オッドアイなんですか。その言葉は吐き出す前に消え去った。
 言い切る前に佐々木先輩が先ほどの優しい表情を浮かべていた人間と同一人物なのかと疑えるくらいに、怖い顔をして睨んできたからだ。
 何を言いたいのかわかっているような様子で、佐々木先輩は荷物を持ち直した。


「……忘れてって、私も尚志も言ったよね?」
「忘れられるわけ、ないじゃないですか……」


 あんな瞳を……他の人とは違う綺麗な瞳を、見て。忘れられる方がすごいと思うんです。
 グラウンドと部室の合間の人の少ない場所で、無言の時間が少しだけ経過した。

 佐々木先輩は怒っていて。私に向って、怒りの感情を向けていて。
 先輩を怒らせているなんて、私もやばい後輩だなぁとか思ったりして。


「好奇心で尚志に近付かないで」
「好奇心なんかじゃ、ないですっ」

 私のこの感情は好奇心なんかじゃなくて、明らかに好意で。
 私なんかが何か力になれればいいなとか、支えになれればいいなと思っていた。


「そうやって桐谷さんは、無意識に他人を傷付けてる」




 そう言って浮かべられた笑顔は、私が「残酷だ」と告げているような笑顔だ。



「これ以上尚志を傷付けたくないの。お願い、もう関わらないで」



 佐々木先輩は俯いて、飲み物を1人で持ってグラウンドへと歩き出した。


 私はそれ以上何も言えなくて、ぎゅうと唇を噛んで部室の方にある水飲み場へ向かった。
 普段は佐々木先輩が飲み物を持ってきてくれるから手を洗ったりする時以外ほとんど必要はないのだけれど、今日はこのままグラウンドへ向かえなくて、水飲み場へと思い切り走って行った。

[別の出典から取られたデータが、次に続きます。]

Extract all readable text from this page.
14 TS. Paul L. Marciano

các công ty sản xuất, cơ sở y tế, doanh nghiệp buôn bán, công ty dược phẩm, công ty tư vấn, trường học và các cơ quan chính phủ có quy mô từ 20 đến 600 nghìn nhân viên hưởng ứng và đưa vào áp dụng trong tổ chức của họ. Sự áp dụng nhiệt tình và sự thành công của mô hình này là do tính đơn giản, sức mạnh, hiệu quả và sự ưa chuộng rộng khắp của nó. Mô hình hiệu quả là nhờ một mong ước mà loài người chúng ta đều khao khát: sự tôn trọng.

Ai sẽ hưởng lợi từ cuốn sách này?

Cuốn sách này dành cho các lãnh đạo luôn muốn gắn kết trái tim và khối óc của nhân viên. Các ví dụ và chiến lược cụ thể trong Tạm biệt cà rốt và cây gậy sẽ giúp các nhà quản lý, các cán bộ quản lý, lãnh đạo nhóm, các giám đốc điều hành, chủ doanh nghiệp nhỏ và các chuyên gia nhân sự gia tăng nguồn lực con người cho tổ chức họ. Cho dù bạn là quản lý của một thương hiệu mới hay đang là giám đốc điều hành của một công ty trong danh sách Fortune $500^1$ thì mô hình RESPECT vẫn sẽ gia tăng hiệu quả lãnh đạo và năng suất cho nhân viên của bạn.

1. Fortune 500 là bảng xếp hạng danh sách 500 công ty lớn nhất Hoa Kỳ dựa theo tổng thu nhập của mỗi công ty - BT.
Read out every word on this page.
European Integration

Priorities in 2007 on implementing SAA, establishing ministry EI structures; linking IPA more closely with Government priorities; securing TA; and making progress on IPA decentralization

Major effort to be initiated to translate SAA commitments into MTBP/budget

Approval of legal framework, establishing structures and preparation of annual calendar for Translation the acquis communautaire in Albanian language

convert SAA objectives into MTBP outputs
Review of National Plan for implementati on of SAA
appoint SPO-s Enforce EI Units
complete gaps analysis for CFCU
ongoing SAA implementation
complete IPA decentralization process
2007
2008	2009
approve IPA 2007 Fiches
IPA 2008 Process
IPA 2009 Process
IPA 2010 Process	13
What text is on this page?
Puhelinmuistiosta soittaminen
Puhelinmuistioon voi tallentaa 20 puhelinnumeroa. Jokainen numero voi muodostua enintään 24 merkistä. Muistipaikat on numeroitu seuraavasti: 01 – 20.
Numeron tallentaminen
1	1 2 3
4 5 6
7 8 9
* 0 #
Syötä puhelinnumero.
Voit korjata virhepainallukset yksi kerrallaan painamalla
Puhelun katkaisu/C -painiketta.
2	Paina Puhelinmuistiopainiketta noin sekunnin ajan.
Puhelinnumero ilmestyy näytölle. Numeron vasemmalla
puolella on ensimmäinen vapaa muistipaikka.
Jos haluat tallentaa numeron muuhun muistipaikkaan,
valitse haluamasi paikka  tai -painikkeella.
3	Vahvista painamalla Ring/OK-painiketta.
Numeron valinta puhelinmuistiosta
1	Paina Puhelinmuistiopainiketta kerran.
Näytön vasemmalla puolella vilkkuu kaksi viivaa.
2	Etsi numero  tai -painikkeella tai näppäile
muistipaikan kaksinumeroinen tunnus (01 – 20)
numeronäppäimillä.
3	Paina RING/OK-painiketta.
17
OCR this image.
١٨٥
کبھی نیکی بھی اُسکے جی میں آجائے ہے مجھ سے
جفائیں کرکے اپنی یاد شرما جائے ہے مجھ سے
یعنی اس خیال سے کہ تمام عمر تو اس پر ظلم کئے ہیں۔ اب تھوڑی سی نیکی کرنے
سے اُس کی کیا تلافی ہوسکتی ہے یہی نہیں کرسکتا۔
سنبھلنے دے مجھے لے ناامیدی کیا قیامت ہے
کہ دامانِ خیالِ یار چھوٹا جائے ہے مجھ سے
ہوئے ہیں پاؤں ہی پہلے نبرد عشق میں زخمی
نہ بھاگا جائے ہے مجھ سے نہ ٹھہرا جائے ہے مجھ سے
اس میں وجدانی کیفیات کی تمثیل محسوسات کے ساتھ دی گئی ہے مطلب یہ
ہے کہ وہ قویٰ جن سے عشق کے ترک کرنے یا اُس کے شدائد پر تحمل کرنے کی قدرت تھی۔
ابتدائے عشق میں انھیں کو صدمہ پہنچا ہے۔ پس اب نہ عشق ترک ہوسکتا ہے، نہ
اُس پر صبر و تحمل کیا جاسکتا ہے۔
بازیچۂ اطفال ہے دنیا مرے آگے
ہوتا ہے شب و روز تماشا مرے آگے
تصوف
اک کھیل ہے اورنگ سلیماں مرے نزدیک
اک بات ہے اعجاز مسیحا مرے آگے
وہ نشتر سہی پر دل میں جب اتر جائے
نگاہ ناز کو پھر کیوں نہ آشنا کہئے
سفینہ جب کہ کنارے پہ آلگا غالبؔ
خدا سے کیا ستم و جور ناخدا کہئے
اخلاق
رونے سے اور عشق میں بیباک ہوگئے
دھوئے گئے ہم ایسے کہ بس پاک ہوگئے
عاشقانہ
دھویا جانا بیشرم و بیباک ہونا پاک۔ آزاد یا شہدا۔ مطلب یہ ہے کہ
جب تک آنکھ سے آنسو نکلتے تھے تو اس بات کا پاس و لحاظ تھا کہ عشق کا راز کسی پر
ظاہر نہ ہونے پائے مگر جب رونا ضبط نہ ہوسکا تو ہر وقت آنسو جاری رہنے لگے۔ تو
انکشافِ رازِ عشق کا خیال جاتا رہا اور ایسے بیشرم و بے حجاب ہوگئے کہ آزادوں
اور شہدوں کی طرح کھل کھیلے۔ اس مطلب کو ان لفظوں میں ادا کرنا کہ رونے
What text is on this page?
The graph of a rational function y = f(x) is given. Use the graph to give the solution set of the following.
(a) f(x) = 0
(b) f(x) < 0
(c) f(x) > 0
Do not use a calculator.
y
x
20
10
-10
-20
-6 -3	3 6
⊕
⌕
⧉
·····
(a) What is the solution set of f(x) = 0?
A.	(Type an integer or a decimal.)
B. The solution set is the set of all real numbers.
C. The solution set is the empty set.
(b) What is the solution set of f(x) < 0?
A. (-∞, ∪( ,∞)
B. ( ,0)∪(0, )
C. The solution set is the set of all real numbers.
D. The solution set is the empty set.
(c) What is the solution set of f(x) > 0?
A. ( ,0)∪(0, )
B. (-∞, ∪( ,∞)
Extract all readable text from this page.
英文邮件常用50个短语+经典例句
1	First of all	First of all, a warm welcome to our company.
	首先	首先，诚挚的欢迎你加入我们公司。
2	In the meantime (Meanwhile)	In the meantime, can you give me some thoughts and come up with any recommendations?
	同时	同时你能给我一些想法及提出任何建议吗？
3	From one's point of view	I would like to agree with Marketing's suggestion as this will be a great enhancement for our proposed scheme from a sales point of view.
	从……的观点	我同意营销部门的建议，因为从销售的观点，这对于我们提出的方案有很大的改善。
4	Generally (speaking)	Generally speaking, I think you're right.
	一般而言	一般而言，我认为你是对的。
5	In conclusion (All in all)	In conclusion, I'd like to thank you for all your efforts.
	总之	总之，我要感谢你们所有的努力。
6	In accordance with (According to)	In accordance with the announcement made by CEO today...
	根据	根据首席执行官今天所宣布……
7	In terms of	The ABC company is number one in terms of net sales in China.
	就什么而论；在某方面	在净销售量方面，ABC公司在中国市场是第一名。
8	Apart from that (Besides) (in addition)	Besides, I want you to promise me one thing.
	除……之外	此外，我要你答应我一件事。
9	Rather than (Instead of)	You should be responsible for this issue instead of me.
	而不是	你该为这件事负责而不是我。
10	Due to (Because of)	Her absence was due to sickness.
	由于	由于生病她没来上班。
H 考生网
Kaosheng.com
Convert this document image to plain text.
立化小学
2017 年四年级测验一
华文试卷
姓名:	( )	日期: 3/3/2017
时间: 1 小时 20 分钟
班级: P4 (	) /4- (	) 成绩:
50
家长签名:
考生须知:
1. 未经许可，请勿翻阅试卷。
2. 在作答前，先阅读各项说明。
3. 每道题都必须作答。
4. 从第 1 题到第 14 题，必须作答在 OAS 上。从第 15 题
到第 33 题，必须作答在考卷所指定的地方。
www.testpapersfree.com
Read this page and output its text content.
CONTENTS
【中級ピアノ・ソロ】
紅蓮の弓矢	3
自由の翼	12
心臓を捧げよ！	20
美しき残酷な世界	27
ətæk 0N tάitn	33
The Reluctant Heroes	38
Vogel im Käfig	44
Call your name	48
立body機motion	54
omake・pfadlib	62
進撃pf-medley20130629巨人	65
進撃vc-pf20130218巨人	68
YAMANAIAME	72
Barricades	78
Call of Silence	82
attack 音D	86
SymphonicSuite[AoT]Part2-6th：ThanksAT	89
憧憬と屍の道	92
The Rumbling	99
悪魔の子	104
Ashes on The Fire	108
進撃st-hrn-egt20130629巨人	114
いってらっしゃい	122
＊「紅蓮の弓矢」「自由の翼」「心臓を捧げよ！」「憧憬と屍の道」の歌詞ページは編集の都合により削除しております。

 水を飲もうとして蛇口を勢いよく捻れば、上向きの蛇口から水が勢いよく噴出した。それは顔に直撃して、ぽたりぽたりと滴っていく。

 少し後ろから、笑い声が聞こえる。
 教室で聞きなれたその笑い声に後ろを振り向く。天音ちゃんが私を見ていて、しばらく私を見て「大丈夫?」と問いかけてきた。
 部活中なのか天音ちゃんは袴姿だ。和服も似合うなぁ。